Strengths of the current study include a large, consecutive case series of a proposed combined treatment for uveal melanoma. Although case reports highlight the potential use of angiogenic inhibitors in primary and treatment-related complications for uveal melanoma, this is the first study investigating this combined treatment, to the authors’ knowledge. Weaknesses of the study include its lack of a comparative control, randomization, and retrospective nature.

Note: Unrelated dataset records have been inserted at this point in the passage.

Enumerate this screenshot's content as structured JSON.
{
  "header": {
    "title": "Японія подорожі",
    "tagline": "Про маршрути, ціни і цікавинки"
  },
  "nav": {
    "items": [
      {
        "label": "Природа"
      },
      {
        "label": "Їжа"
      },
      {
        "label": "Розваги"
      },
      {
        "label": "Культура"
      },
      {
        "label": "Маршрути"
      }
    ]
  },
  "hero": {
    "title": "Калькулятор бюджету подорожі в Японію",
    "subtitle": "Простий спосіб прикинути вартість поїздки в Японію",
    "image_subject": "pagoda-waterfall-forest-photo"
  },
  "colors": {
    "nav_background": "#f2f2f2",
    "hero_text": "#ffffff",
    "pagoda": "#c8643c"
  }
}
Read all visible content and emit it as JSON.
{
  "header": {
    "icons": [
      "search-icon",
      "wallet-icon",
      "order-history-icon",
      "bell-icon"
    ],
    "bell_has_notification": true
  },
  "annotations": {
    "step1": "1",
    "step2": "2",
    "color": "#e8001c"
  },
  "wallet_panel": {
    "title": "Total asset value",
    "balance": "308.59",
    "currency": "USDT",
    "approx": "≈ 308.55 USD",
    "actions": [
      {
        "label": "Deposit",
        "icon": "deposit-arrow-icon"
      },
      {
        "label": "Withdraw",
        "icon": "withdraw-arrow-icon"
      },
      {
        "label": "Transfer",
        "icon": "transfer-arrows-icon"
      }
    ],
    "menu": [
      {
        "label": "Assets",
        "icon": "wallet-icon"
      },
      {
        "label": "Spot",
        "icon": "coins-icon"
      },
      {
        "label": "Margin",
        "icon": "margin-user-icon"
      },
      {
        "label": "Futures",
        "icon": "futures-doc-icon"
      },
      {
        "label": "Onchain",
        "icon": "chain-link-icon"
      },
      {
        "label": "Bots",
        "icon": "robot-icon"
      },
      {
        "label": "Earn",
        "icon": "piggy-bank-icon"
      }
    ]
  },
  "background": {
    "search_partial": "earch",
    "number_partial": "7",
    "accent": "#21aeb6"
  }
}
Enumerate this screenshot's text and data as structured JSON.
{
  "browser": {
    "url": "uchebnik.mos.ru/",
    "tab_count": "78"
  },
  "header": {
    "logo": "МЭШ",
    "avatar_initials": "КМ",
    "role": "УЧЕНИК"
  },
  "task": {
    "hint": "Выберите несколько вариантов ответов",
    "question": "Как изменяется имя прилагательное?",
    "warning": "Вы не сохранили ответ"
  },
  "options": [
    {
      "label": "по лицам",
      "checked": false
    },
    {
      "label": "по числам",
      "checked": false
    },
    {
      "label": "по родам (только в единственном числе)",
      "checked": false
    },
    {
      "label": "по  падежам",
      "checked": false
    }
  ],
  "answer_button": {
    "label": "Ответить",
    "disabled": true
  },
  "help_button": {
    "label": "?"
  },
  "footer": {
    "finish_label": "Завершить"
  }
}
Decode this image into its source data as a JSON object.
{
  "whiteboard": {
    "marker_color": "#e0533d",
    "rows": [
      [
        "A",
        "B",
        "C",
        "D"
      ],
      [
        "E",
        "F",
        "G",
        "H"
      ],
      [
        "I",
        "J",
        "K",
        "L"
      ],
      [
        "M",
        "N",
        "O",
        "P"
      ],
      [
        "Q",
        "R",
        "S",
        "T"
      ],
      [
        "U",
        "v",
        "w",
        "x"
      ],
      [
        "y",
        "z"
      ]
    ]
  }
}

This study reports on the potential utility of intravitreal angiogenic inhibitors when used in combination with plaque brachytherapy. Combined therapy may help to minimize tumor-related complications, such as exudative retinal detachment, as well as reduce tumor volume. Long-term follow-up is needed to determine the effect of combined therapy on local tumor control, metastasis, and survival. Further research is needed on the effects of tumor and treatment-related complications, as well as the potential use of combined treatments to combat these vision-threatening effects.

The current study reports on the use of adjuvant intravitreal bevacizumab following the treatment of choroidal melanoma with I-125 plaque brachytherapy. Combined treatment resulted in enhanced tumor volume reduction, earlier resolution of subretinal fluid associated with exudative retinal detachments, and stabilization of visual acuity. Adjuvant intravitreal bevacizumab may be used in the treatment of choroidal melanoma when used after treatment with plaque brachytherapy.

Footnotes

Disclosure

None of the authors have proprietary or financial interest to disclose in this work.